Les très fortes chutes de pluie qui se sont abattues durant toute la journée n’ont point découragé les accompagnateurs des futurs avocats. Ils n’ont quitté la cour d’Alger qu’une fois que la cérémonie de prestation de serment a pris fin. Cette dernière a duré toute la journée. Le nombre élevé des futurs avocats a contraint les organisateurs à répartir les 830 nouveaux avocats sur au moins trois salles. Le bon déroulement de l’opération constitue un véritable test pour les membres du conseil sortant. En effet, ces derniers avaient la charge de mener à terme cette opération avant la fin de leur mandat, prévu à la mi-janvier prochain. Les cérémonies se déroulent sous l’œil vigilant du bâtonnier sortant.
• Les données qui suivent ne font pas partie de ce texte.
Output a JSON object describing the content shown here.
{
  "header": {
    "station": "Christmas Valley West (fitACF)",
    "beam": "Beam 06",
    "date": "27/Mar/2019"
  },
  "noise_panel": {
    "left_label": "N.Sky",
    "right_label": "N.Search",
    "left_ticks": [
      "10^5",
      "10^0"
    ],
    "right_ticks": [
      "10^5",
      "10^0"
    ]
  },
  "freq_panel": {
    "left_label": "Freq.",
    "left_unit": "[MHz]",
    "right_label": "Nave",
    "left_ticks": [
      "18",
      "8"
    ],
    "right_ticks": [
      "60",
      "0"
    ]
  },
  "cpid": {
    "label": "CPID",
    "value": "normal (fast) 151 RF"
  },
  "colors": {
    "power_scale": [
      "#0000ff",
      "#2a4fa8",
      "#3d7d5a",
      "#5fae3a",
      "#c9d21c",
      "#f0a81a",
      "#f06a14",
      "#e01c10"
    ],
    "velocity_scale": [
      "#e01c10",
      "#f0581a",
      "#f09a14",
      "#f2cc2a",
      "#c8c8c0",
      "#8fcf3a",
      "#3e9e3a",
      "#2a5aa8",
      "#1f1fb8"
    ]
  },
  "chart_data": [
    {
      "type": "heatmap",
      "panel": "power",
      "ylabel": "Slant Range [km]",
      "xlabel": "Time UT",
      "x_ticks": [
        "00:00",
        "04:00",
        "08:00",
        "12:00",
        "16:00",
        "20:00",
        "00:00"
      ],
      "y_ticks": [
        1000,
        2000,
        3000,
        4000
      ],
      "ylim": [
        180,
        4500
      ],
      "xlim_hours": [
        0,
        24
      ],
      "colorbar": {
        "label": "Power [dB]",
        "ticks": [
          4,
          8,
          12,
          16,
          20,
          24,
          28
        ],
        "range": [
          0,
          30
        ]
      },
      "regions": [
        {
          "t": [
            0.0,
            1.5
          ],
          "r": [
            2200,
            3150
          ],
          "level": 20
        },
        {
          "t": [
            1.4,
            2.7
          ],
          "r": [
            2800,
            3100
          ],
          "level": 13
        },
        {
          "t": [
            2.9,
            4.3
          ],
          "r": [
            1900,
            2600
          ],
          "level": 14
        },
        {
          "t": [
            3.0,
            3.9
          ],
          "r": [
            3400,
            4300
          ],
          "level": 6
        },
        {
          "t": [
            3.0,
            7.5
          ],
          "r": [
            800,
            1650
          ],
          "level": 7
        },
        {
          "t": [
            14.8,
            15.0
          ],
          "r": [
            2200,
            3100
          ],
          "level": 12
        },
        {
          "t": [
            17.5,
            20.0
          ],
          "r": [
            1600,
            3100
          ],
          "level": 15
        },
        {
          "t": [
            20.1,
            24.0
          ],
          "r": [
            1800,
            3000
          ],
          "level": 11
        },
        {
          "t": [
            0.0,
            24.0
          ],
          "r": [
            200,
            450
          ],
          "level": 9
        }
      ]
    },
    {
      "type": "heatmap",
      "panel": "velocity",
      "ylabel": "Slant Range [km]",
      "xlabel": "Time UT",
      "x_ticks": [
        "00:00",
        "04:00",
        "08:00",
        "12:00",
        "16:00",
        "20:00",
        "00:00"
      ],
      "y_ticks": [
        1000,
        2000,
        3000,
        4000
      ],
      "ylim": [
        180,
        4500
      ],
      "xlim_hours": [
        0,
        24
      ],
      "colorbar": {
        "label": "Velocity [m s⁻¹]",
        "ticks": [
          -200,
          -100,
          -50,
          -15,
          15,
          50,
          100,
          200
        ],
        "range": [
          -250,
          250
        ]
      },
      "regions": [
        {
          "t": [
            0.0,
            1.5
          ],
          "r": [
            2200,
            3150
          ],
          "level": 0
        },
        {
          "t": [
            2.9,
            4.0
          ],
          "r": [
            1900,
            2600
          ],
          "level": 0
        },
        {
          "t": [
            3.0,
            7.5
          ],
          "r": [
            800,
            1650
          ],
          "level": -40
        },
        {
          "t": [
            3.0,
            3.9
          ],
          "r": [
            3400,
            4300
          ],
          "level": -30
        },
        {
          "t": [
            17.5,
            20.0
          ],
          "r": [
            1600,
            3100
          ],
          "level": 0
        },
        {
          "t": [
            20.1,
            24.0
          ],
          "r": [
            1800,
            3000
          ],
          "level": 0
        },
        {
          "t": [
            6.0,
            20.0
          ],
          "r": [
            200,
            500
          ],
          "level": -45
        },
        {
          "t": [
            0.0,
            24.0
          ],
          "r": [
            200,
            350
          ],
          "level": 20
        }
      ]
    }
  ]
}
Me Sellini est partout. Il est sollicité de toute part. Rien ne lui échappe. S’agit-il d’une opération de charme avant l’heure, en perspective du 15 janvier prochain ? «Absolument pas», rétorque un avocat, membre du conseil sortant et également postulant pour un autre mandat. Ce dernier figure sur la liste que dirigera le bâtonnier sortant, d’où la dynamique remarquée chez un grand nombre d’entre eux mercredi dernier. En effet, en 2011 à la mi-janvier, il est attendu une énième rivalité entre les robes noires. Cette fois-ci, l’enjeu sera tout autre. La présidence du barreau d’Alger, une des plus importantes structures qui compose l’Union des barreaux d’Algérie, est convoitée par des dizaines d’avocats. La bataille est désormais lancée. Mais à la différence des années précédentes, cette fois-ci, les jeunes avocats ne constitueront pas un enjeu électoral. Le conseil sortant a tranché la question. Ils ne feront pas partie du fichier électoral.
A. B.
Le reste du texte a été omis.